The title experiment is intriguing, but takes millions of years, so is hardly the most immediately pressing presented in the book. The experiments here tend to involve mostly easily-accessible items from the home and are intended for personal amusement at least as much as educational value.

Unlike several other books on this list, this is written with the intention of an adult (or European) audience.
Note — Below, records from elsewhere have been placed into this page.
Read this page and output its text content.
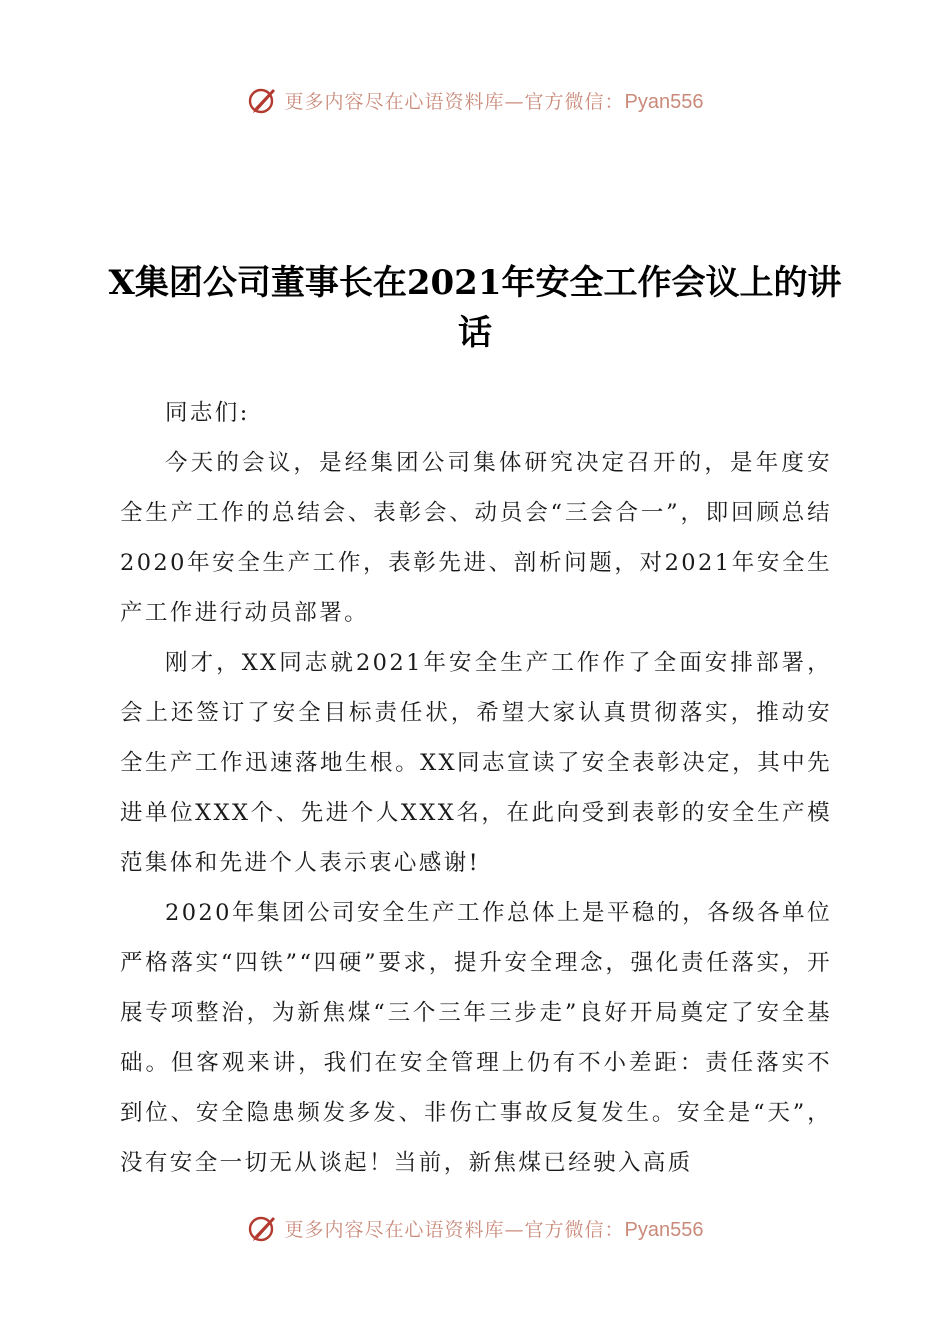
更多内容尽在心语资料库—官方微信：Pyan556
X集团公司董事长在2021年安全工作会议上的讲话

同志们:

今天的会议，是经集团公司集体研究决定召开的，是年度安全生产工作的总结会、表彰会、动员会“三会合一”，即回顾总结2020年安全生产工作，表彰先进、剖析问题，对2021年安全生产工作进行动员部署。

刚才，XX同志就2021年安全生产工作作了全面安排部署，会上还签订了安全目标责任状，希望大家认真贯彻落实，推动安全生产工作迅速落地生根。XX同志宣读了安全表彰决定，其中先进单位XXX个、先进个人XXX名，在此向受到表彰的安全生产模范集体和先进个人表示衷心感谢!

2020年集团公司安全生产工作总体上是平稳的，各级各单位严格落实“四铁”“四硬”要求，提升安全理念，强化责任落实，开展专项整治，为新焦煤“三个三年三步走”良好开局奠定了安全基础。但客观来讲，我们在安全管理上仍有不小差距：责任落实不到位、安全隐患频发多发、非伤亡事故反复发生。安全是“天”，没有安全一切无从谈起！当前，新焦煤已经驶入高质

更多内容尽在心语资料库—官方微信：Pyan556
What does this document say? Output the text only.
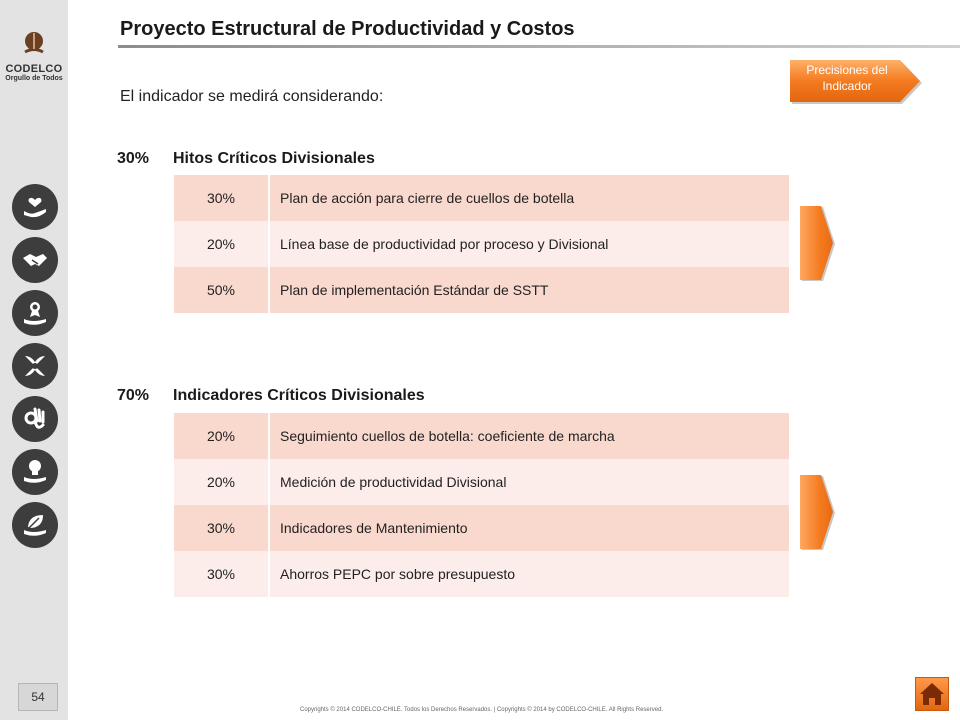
CODELCO
Orgullo de Todos
54
Proyecto Estructural de Productividad y Costos
El indicador se medirá considerando:
Precisiones del
Indicador
30% Hitos Críticos Divisionales
30%	Plan de acción para cierre de cuellos de botella
20%	Línea base de productividad por proceso y Divisional
50%	Plan de implementación Estándar de SSTT
70% Indicadores Críticos Divisionales
20%	Seguimiento cuellos de botella: coeficiente de marcha
20%	Medición de productividad Divisional
30%	Indicadores de Mantenimiento
30%	Ahorros PEPC por sobre presupuesto
Copyrights © 2014 CODELCO-CHILE. Todos los Derechos Reservados. | Copyrights © 2014 by CODELCO-CHILE. All Rights Reserved.
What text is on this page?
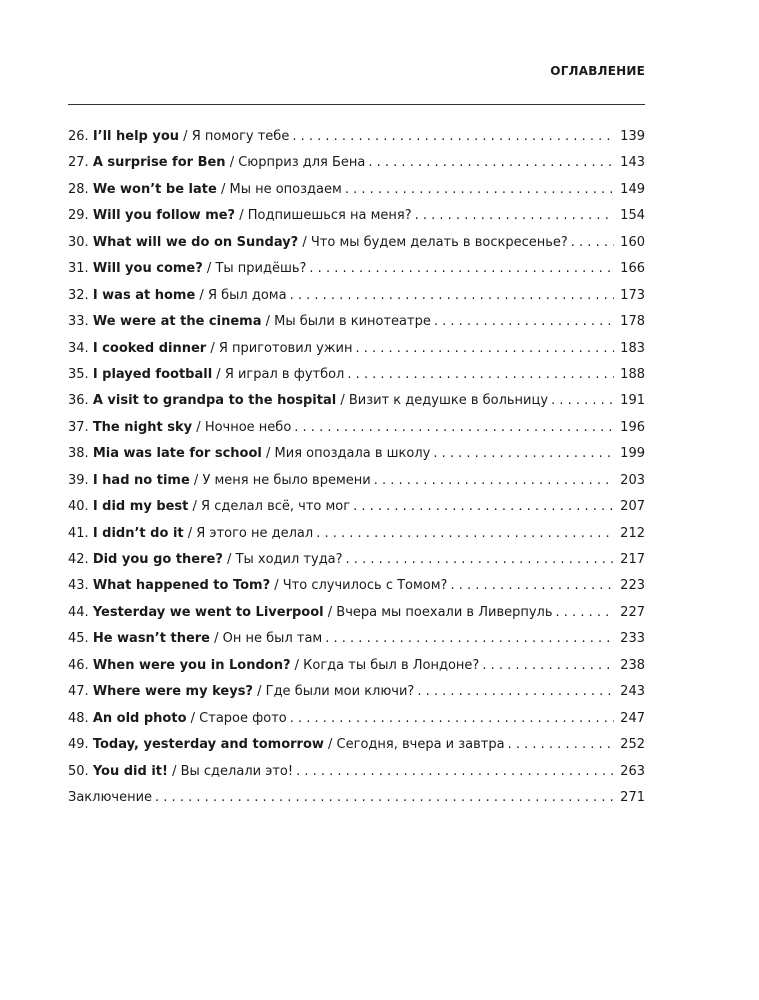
ОГЛАВЛЕНИЕ
26. I’ll help you / Я помогу тебе . . .	139
27. A surprise for Ben / Сюрприз для Бена . . .	143
28. We won’t be late / Мы не опоздаем . . .	149
29. Will you follow me? / Подпишешься на меня? . . .	154
30. What will we do on Sunday? / Что мы будем делать в воскресенье? . . .	160
31. Will you come? / Ты придёшь? . . .	166
32. I was at home / Я был дома . . .	173
33. We were at the cinema / Мы были в кинотеатре . . .	178
34. I cooked dinner / Я приготовил ужин . . .	183
35. I played football / Я играл в футбол . . .	188
36. A visit to grandpa to the hospital / Визит к дедушке в больницу . . .	191
37. The night sky / Ночное небо . . .	196
38. Mia was late for school / Мия опоздала в школу . . .	199
39. I had no time / У меня не было времени . . .	203
40. I did my best / Я сделал всё, что мог . . .	207
41. I didn’t do it / Я этого не делал . . .	212
42. Did you go there? / Ты ходил туда? . . .	217
43. What happened to Tom? / Что случилось с Томом? . . .	223
44. Yesterday we went to Liverpool / Вчера мы поехали в Ливерпуль . . .	227
45. He wasn’t there / Он не был там . . .	233
46. When were you in London? / Когда ты был в Лондоне? . . .	238
47. Where were my keys? / Где были мои ключи? . . .	243
48. An old photo / Старое фото . . .	247
49. Today, yesterday and tomorrow / Сегодня, вчера и завтра . . .	252
50. You did it! / Вы сделали это! . . .	263
Заключение . . .	271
Some of the experiments involve alcohol, so adult supervision is suggested.

3. The Mad Scientist Notebook

Lark Books
This 2008 book features 35 experiments which are pretty common fair for this type of book - some magnetic and electrical experiments, invisible ink, exploding soda bottles, defying gravity, and so on.

The major selling point of The Mad Scientist's Notebook is the artistic and writing style of the book which is written as if it were the notebook of a budding mad scientist. This allows for some amusing asides, such as the author's various plans of world domination, including zombie vegetables and crashing the moon into the earth, not to mention entertaining doodles and images of sticky notes throughout its pages. The font, meant to emulate handwriting, can be a bit annoying, but is easily readable.